People's Building Society, Deptford


A few months ago, I mentioned the People's Building Society which has left this fine plaque in Lewisham. There was little information to add beyond that it was operating in the 1860s and in 1968 made an application to be merged into the Greenwich Building Society. 

However, today I chanced across an advertisement for the organisation in Nathan Dews' History of Deptford of 1883. Like so many text-heavy Victorian adverts, it is full of information. The society's name at that time was the People's Co-operative Permanent Building Society, more informative than catchy. The chief office was in Greenwich Road, but there were branches both in Woolwich and in the Mechanics' Institute on Deptford High Street. None of these branches opened more than one evening a week. 

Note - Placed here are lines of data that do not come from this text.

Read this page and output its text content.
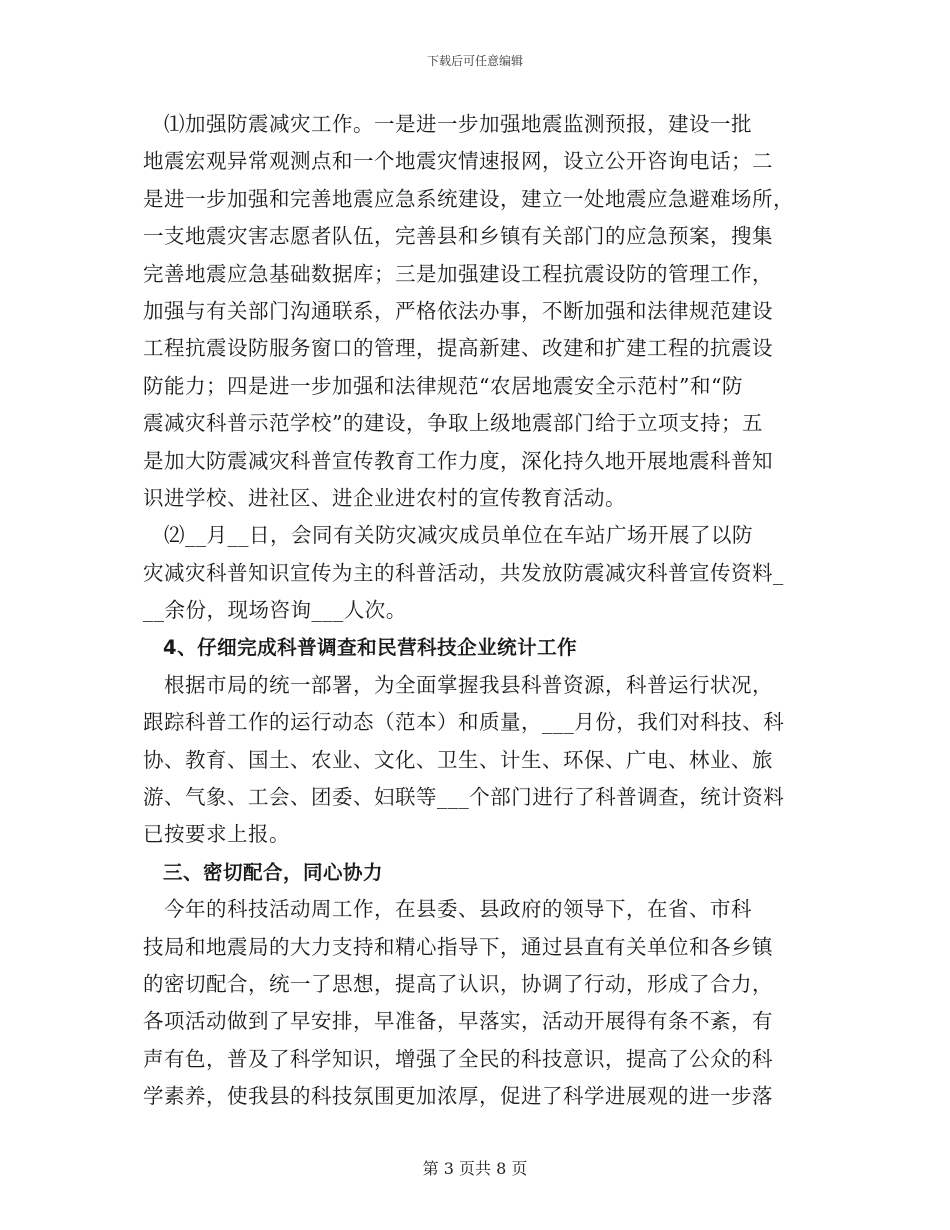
下载后可任意编辑
　⑴加强防震减灾工作。一是进一步加强地震监测预报，建设一批
地震宏观异常观测点和一个地震灾情速报网，设立公开咨询电话；二
是进一步加强和完善地震应急系统建设，建立一处地震应急避难场所，
一支地震灾害志愿者队伍，完善县和乡镇有关部门的应急预案，搜集
完善地震应急基础数据库；三是加强建设工程抗震设防的管理工作，
加强与有关部门沟通联系，严格依法办事，不断加强和法律规范建设
工程抗震设防服务窗口的管理，提高新建、改建和扩建工程的抗震设
防能力；四是进一步加强和法律规范“农居地震安全示范村”和“防
震减灾科普示范学校”的建设，争取上级地震部门给于立项支持；五
是加大防震减灾科普宣传教育工作力度，深化持久地开展地震科普知
识进学校、进社区、进企业进农村的宣传教育活动。
　⑵__月__日，会同有关防灾减灾成员单位在车站广场开展了以防
灾减灾科普知识宣传为主的科普活动，共发放防震减灾科普宣传资料_
__余份，现场咨询___人次。
　4、仔细完成科普调查和民营科技企业统计工作
　根据市局的统一部署，为全面掌握我县科普资源，科普运行状况，
跟踪科普工作的运行动态（范本）和质量，___月份，我们对科技、科
协、教育、国土、农业、文化、卫生、计生、环保、广电、林业、旅
游、气象、工会、团委、妇联等___个部门进行了科普调查，统计资料
已按要求上报。
　三、密切配合，同心协力
　今年的科技活动周工作，在县委、县政府的领导下，在省、市科
技局和地震局的大力支持和精心指导下，通过县直有关单位和各乡镇
的密切配合，统一了思想，提高了认识，协调了行动，形成了合力，
各项活动做到了早安排，早准备，早落实，活动开展得有条不紊，有
声有色，普及了科学知识，增强了全民的科技意识，提高了公众的科
学素养，使我县的科技氛围更加浓厚，促进了科学进展观的进一步落
第 3 页共 8 页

The advertisement tells us that 'the Society was Established in the year 1847'. As a permanent building society, its members could join at any time and attracted no liability. (This was in contrast to earlier terminating societies, whose members all paid a regular subscription until every member had received an advance. Any new members had to pay arrears equivalent to subscriptions from the beginning of the club.) The first permanent society, the Metropolitan Equitable, had been established only two years earlier. Numbers quickly grew, and in the year the People's Co-operative Society was founded, Arthur Scratchley's Treatise on Benefit Building Societies was published as a guide for such bodies. Its subtitle was perhaps not tempting: 'remarks upon the erroneous tendency of many of the societies at present in existence, and an inquiry into the true causes of their defective operation, with a view to their amendment, or, the formation of new societies upon correct principles.'

The services offered by the People's Co-operative sound attractive. Money invested in £50 shares received 5% compound interest added yearly, with annual bonuses after two years; 4% was paid on smaller deposits, calculated monthly. According to the society, THIS IS ONE OF THE BEST AND MOST LIBERAL BUILDING SOCIETIES EXTANT FOR BORROWERS.

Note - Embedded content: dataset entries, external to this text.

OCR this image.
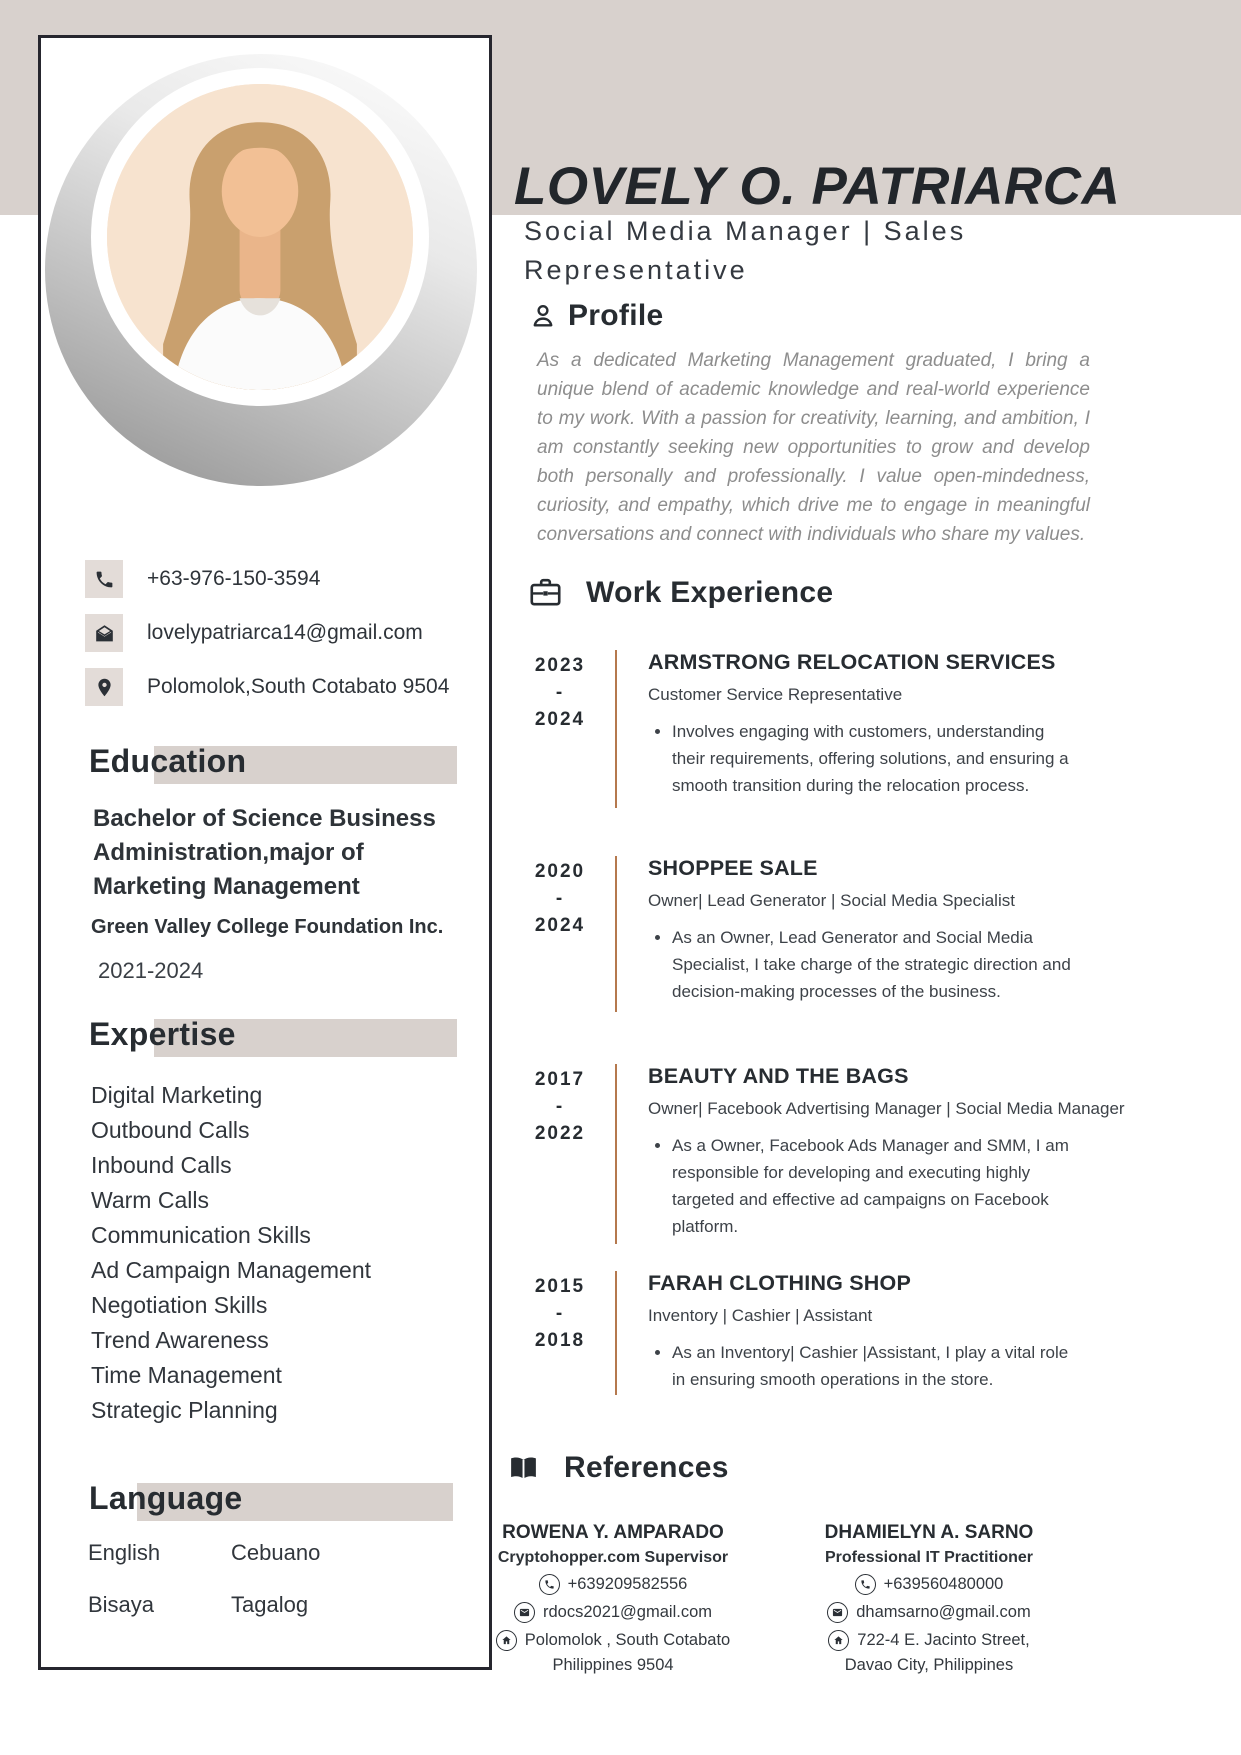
+63-976-150-3594
lovelypatriarca14@gmail.com
Polomolok,South Cotabato 9504
Education
Bachelor of Science Business Administration,major of Marketing Management
Green Valley College Foundation Inc.
2021-2024
Expertise
Digital Marketing
Outbound Calls
Inbound Calls
Warm Calls
Communication Skills
Ad Campaign Management
Negotiation Skills
Trend Awareness
Time Management
Strategic Planning
Language
English	Cebuano
Bisaya	Tagalog
LOVELY O. PATRIARCA
Social Media Manager | Sales Representative
Profile

As a dedicated Marketing Management graduated, I bring a unique blend of academic knowledge and real-world experience to my work. With a passion for creativity, learning, and ambition, I am constantly seeking new opportunities to grow and develop both personally and professionally. I value open-mindedness, curiosity, and empathy, which drive me to engage in meaningful conversations and connect with individuals who share my values.

Work Experience
2023
-
2024
ARMSTRONG RELOCATION SERVICES
Customer Service Representative
• Involves engaging with customers, understanding their requirements, offering solutions, and ensuring a smooth transition during the relocation process.
2020
-
2024
SHOPPEE SALE
Owner| Lead Generator | Social Media Specialist
• As an Owner, Lead Generator and Social Media Specialist, I take charge of the strategic direction and decision-making processes of the business.
2017
-
2022
BEAUTY AND THE BAGS
Owner| Facebook Advertising Manager | Social Media Manager
• As a Owner, Facebook Ads Manager and SMM, I am responsible for developing and executing highly targeted and effective ad campaigns on Facebook platform.
2015
-
2018
FARAH CLOTHING SHOP
Inventory | Cashier | Assistant
• As an Inventory| Cashier |Assistant, I play a vital role in ensuring smooth operations in the store.
References
ROWENA Y. AMPARADO
Cryptohopper.com Supervisor
+639209582556
rdocs2021@gmail.com
Polomolok , South Cotabato
Philippines 9504
DHAMIELYN A. SARNO
Professional IT Practitioner
+639560480000
dhamsarno@gmail.com
722-4 E. Jacinto Street,
Davao City, Philippines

As for lenders, they could obtain money 'advanced immediately' to purchase freehold or leasehold property. 'Solicitor's and Surveyor's charges are moderate', and a loan of £100 would be repaid in a tempting 16 years. Why buy, though, in a city where most people rented? The answer was a combination of financial prudence and a promise akin to that of modern buy-to-let: while RENT PAYERS ... give away ONE SIXTH of their income, or ONE DAY'S LABOUR EVERY WEEK to their landlords, for the prudent homeowner, As soon as a member redeems his mortgage the Rent of the House will secure to him an ANNUITY FOR LIFE

These financial services must have appealed to many south-east Londoners. The building society boasted an annual income of £60,000 and claimed to have lent over £450,000 in the thirty-five or so years since its formation. 



1 comment:

Hels said...

This was very fair - money invested in £50 shares received 5% compound interest added yearly, with annual bonuses after two years; 4% was paid on smaller deposits. And loans as well!

It wouldn't have been useful for people who didn't have enough money for food each week, but for those with some discretionary money, it sounded very appealing. And safe?